Great Wolf Resorts defines Adjusted EBITDA as net income plus (a) interest expense, net, (b) income taxes, (c) depreciation and amortization, (d) non-cash employee compensation, (e) costs associated with early extinguishment of debt, (f) pre-opening costs of resorts under development, (g) equity in earnings (loss) of affiliates, and (h) minority interests.
Adjusted EBITDA as calculated by the company is not necessarily comparable to similarly titled measures by other companies. In addition, Adjusted EBITDA (a) does not represent net income or cash flows from operations as defined by GAAP, (b) is not necessarily indicative of cash available to fund the company's cash flow needs, and (c) should not be considered as an alternative to net income, operating income, cash flows from operating activities or the company's other financial information as determined under GAAP.
Management believes Adjusted EBITDA is useful to an investor in evaluating the company's operating performance because a significant portion of its assets consists of property and equipment that are depreciated over their remaining useful lives in accordance with GAAP. Because depreciation and amortization are non-cash items, management believes that presentation of Adjusted EBITDA is a useful measure of the company's operating performance. Also, management believes measures such as Adjusted EBITDA are widely used in the hospitality and entertainment industries to measure operating performance.
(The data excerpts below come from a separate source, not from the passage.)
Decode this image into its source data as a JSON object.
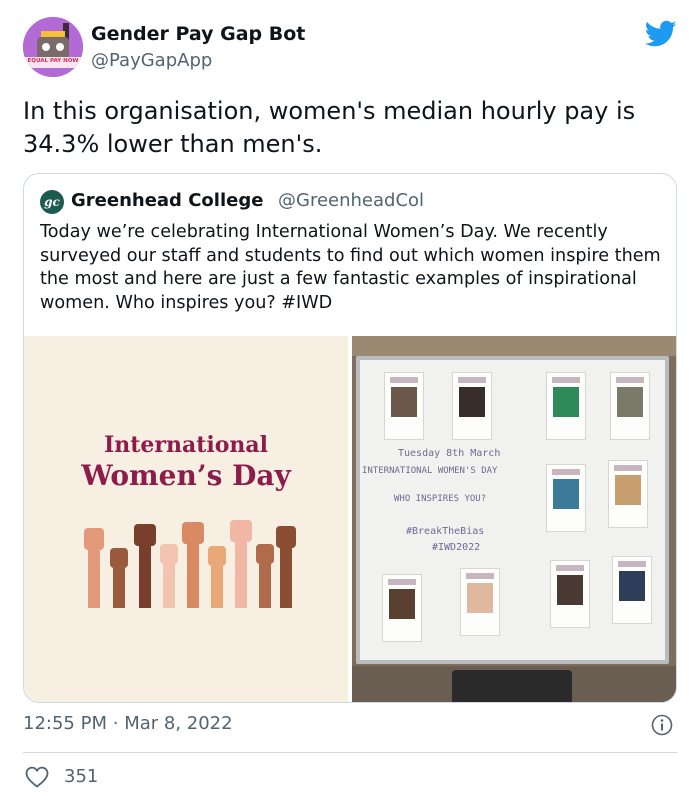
{
  "author": {
    "name": "Gender Pay Gap Bot",
    "handle": "@PayGapApp",
    "avatar_icon": "robot-avatar-icon",
    "avatar_banner": "EQUAL PAY NOW"
  },
  "tweet": {
    "text": "In this organisation, women's median hourly pay is 34.3% lower than men's."
  },
  "quoted": {
    "logo_text": "gc",
    "name": "Greenhead College",
    "handle": "@GreenheadCol",
    "text": "Today we’re celebrating International Women’s Day. We recently surveyed our staff and students to find out which women inspire them the most and here are just a few fantastic examples of inspirational women. Who inspires you? #IWD",
    "media": {
      "graphic_line1": "International",
      "graphic_line2": "Women’s Day",
      "board_date": "Tuesday 8th March",
      "board_title": "INTERNATIONAL WOMEN'S DAY",
      "board_question": "WHO INSPIRES YOU?",
      "board_tag1": "#BreakTheBias",
      "board_tag2": "#IWD2022"
    }
  },
  "footer": {
    "time": "12:55 PM",
    "separator": "·",
    "date": "Mar 8, 2022",
    "likes": "351"
  },
  "colors": {
    "twitter_blue": "#1d9bf0",
    "secondary_text": "#536471",
    "iwd_accent": "#8c1c4a"
  }
}
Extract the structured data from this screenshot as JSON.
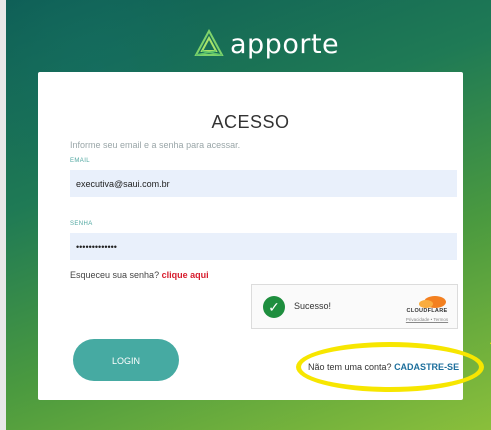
{
  "brand": {
    "name": "apporte"
  },
  "login": {
    "title": "ACESSO",
    "subtitle": "Informe seu email e a senha para acessar.",
    "email_label": "EMAIL",
    "email_value": "executiva@saui.com.br",
    "password_label": "SENHA",
    "password_value": "•••••••••••••",
    "forgot_text": "Esqueceu sua senha?",
    "forgot_link": "clique aqui",
    "captcha": {
      "status": "Sucesso!",
      "provider": "CLOUDFLARE",
      "links": "Privacidade • Termos"
    },
    "login_button": "LOGIN",
    "register_text": "Não tem uma conta?",
    "register_link": "CADASTRE-SE"
  },
  "colors": {
    "primary": "#46aaa2",
    "link_red": "#d71c2d",
    "highlight": "#f7e600",
    "field_bg": "#e9f0fb",
    "success": "#1e8e3e"
  }
}
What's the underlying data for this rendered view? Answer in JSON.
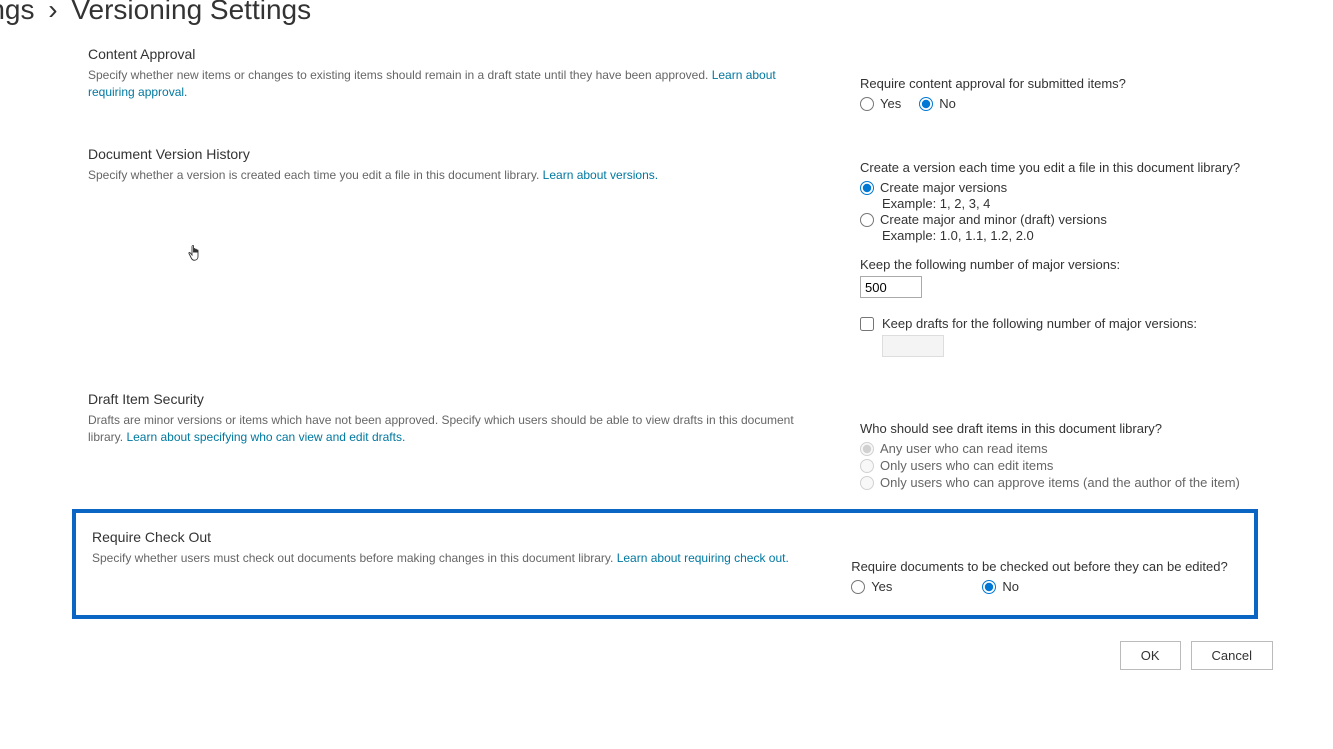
{
  "breadcrumb": {
    "parent_fragment": "ettings",
    "sep": "›",
    "current": "Versioning Settings"
  },
  "sections": {
    "content_approval": {
      "title": "Content Approval",
      "desc": "Specify whether new items or changes to existing items should remain in a draft state until they have been approved.  ",
      "learn": "Learn about requiring approval.",
      "question": "Require content approval for submitted items?",
      "yes": "Yes",
      "no": "No"
    },
    "version_history": {
      "title": "Document Version History",
      "desc": "Specify whether a version is created each time you edit a file in this document library.  ",
      "learn": "Learn about versions.",
      "question": "Create a version each time you edit a file in this document library?",
      "opt_major": "Create major versions",
      "opt_major_example": "Example: 1, 2, 3, 4",
      "opt_minor": "Create major and minor (draft) versions",
      "opt_minor_example": "Example: 1.0, 1.1, 1.2, 2.0",
      "keep_major_label": "Keep the following number of major versions:",
      "keep_major_value": "500",
      "keep_drafts_label": "Keep drafts for the following number of major versions:",
      "keep_drafts_value": ""
    },
    "draft_security": {
      "title": "Draft Item Security",
      "desc": "Drafts are minor versions or items which have not been approved. Specify which users should be able to view drafts in this document library.  ",
      "learn": "Learn about specifying who can view and edit drafts.",
      "question": "Who should see draft items in this document library?",
      "opt_any": "Any user who can read items",
      "opt_edit": "Only users who can edit items",
      "opt_approve": "Only users who can approve items (and the author of the item)"
    },
    "require_checkout": {
      "title": "Require Check Out",
      "desc": "Specify whether users must check out documents before making changes in this document library.  ",
      "learn": "Learn about requiring check out.",
      "question": "Require documents to be checked out before they can be edited?",
      "yes": "Yes",
      "no": "No"
    }
  },
  "buttons": {
    "ok": "OK",
    "cancel": "Cancel"
  }
}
Forward-Looking Statements
This press release may contain forward-looking statements within the meaning of the federal securities laws. All statements, other than statements of historical facts, including, among others, statements regarding Great Wolf Resorts' future financial position and the anticipated impact of the restatements, are forward-looking statements. Those statements include statements regarding the intent, belief or current expectations of Great Wolf Resorts, Inc. and members of its management team, as well as the assumptions on which such statements are based, and generally are identified by the use of words such as "may," "will," "seeks," "anticipates," "believes," "estimates," "expects," "plans," "intends," "should" or similar expressions. Forward-looking statements are not guarantees of future performance and involve risks and uncertainties that actual results may differ materially from those contemplated by such forward-looking statements. Many of these factors are beyond the company's ability to control or predict. Such factors include, but are not limited to, the timely resolution of the accounting matters discussed above.
Management believes these forward-looking statements are reasonable; however, undue reliance should not be placed on any forward-looking statements, which are based on current expectations. All written and oral forward-looking statements attributable to Great Wolf Resorts or persons acting on its behalf are qualified in their entirety by these cautionary statements. Further, forward-looking statements speak only as of the date they are made, and the company undertakes no obligation to update or revise forward-looking statements to reflect changed assumptions, the occurrence of unanticipated events or changes to future operating results over time unless otherwise required by law.